Dhaka, Nov 20 (UNI) The World Bank has offered up to 250 million dollar in the aftermath of cyclone Sidr to help millions of Bangladeshis recover and strengthen the country's disaster mitigation systems.
''This is a horrible shock to Bangladesh and our sympathies are with the thousands of families who have lost loved ones; with the millions who have lost livelihoods and shelter,'' said Xian Zhu, World Bank Country Director in Bangladesh.
He said the World Bank was willing to make up to 250 million dollar available to the Bangladesh government, depending on its financing needs and what other donors brought to the table.
Mr Zhu said Bangladesh is still in the rescue and relief phase but as it moves into recovery over the next few days, ''our commitment is a signal to the government of the scale of what we can offer if needed.'' He said the Bank's assistance could be used to support short-term needs like food imports, the rapid procurement of medical supplies, cash grants to the poorest victims and help to get people back on their feet and recovering their sources of income and livelihood.
The Bank's support could also help Bangladesh manage macroeconomic shocks over this period of challenge. In the longer term, Bank support would be available for infrastructure rehabilitation, especially damage to embankments and other flood mitigation and shelter infrastructure.
Mr Zhu commended Bangladesh for the progress that it has made in dealing with the short and long term impact of periodic floods and cyclones.
In 1970, over 5,00,000 people died following the impact of a cyclone, he said. As responses to disasters have improved and as some shelter infrastructure has been put in place, death tolls have become smaller but Bangladesh remains extremely vulnerable, more so as climate change adds to its burden.

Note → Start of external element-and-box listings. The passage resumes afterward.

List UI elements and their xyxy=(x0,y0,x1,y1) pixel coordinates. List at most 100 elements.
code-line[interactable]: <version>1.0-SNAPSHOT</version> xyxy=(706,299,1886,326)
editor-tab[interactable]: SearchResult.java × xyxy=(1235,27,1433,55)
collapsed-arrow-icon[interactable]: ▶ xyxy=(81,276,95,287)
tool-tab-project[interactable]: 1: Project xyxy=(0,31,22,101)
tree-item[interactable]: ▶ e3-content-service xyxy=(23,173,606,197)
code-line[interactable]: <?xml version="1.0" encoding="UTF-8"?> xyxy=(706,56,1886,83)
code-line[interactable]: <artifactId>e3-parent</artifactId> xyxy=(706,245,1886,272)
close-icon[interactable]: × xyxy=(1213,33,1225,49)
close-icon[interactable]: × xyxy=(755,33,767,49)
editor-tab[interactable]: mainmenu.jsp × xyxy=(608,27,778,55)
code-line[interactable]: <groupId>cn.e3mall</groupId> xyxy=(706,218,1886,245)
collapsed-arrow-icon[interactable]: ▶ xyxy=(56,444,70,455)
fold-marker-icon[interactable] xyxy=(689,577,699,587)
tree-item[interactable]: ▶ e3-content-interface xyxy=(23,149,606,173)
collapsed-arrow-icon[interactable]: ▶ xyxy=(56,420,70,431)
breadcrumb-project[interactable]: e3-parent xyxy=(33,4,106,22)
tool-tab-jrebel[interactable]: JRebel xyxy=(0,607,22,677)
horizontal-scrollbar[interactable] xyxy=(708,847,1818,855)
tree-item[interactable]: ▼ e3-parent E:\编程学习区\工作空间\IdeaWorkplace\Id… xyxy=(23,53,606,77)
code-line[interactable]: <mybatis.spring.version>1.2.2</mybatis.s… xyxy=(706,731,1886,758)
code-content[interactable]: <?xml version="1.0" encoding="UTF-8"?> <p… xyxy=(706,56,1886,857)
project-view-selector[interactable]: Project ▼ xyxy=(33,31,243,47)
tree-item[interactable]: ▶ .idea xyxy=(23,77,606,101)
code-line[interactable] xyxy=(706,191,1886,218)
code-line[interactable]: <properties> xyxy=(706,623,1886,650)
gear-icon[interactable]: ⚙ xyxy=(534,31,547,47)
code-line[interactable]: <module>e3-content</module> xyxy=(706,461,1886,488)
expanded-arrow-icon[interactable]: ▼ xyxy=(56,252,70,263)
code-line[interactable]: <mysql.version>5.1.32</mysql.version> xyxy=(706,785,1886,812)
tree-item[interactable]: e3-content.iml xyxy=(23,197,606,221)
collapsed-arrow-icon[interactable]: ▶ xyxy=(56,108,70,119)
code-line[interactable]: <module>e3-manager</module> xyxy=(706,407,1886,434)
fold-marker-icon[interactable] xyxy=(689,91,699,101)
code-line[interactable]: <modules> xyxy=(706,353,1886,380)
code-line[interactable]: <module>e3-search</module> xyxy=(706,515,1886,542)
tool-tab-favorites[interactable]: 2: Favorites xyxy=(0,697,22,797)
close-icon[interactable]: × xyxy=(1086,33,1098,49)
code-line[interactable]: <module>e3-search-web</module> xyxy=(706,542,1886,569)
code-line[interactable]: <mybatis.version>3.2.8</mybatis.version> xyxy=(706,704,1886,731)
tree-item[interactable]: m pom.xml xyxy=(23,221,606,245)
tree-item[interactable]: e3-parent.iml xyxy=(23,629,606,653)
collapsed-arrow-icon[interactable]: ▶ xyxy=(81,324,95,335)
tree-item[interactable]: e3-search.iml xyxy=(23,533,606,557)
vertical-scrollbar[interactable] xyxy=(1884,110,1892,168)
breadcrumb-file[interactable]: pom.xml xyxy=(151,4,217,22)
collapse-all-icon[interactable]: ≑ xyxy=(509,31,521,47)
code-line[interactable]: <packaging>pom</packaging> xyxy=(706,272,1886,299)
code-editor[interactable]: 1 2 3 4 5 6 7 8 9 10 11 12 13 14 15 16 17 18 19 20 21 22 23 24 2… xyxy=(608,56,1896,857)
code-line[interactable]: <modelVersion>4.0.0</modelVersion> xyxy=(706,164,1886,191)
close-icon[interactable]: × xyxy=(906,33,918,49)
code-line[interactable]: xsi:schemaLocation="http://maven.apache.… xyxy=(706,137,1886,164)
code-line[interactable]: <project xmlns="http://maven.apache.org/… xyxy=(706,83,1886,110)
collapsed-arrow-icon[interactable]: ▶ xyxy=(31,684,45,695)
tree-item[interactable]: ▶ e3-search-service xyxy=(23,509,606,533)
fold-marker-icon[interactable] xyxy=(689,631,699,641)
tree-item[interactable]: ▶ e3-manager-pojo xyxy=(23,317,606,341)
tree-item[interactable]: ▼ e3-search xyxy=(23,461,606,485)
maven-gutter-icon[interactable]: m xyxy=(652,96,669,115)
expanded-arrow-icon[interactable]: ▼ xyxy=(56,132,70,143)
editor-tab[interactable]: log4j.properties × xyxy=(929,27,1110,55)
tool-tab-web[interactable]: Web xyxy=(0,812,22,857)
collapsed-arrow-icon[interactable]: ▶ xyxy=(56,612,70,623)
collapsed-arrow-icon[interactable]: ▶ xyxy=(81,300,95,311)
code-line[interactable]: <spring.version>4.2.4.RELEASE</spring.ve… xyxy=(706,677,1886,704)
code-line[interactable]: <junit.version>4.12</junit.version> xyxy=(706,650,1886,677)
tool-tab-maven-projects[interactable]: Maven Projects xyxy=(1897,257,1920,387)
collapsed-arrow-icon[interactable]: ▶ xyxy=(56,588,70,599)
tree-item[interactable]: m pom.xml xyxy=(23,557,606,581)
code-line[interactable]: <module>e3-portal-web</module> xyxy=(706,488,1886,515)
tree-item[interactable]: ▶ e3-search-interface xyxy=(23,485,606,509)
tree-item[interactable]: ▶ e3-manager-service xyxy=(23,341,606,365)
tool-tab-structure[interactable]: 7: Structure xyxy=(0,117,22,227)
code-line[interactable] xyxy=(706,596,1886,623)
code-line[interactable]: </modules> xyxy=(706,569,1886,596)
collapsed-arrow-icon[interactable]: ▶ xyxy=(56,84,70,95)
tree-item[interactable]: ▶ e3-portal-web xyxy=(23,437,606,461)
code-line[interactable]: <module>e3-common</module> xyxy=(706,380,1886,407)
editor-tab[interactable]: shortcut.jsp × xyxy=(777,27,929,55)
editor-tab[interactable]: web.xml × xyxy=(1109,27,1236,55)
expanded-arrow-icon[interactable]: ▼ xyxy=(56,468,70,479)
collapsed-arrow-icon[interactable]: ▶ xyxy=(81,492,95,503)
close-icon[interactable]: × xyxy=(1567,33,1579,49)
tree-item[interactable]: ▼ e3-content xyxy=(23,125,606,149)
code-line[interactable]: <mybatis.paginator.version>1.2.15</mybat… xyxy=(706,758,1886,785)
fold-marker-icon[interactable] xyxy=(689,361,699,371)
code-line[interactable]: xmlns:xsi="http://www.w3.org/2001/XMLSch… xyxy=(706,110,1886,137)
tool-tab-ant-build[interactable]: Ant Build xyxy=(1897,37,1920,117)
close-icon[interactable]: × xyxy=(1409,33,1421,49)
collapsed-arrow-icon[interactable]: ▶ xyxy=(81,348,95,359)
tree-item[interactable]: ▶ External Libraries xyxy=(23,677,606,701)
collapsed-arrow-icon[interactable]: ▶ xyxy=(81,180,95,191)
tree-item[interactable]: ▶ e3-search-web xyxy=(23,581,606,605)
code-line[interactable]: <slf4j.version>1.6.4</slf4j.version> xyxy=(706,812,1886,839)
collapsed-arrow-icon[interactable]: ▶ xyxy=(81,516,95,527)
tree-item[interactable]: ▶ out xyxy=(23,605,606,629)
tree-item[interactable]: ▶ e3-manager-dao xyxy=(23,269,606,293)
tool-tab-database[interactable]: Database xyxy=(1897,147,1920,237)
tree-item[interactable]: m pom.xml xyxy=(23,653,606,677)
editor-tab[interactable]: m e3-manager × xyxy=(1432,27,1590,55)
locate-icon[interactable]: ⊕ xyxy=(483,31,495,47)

The Bank's assistance will also support coastal zone management to help Bangladesh face the challenge of climate change by both mitigating the inevitable impact of future storms and designing the necessary adaptations to protect people and their livestock.
The aid will complement existing commitments from the World Bank in response to massive floods in August and September.
The Bank provided 75 million dollar in quick-disbursing financing as an initial flood response and will support restoration and rehabilitation through reallocation of existing funds to support reconstruction and improvements in the areas of agriculture, health, communications, water and sanitation.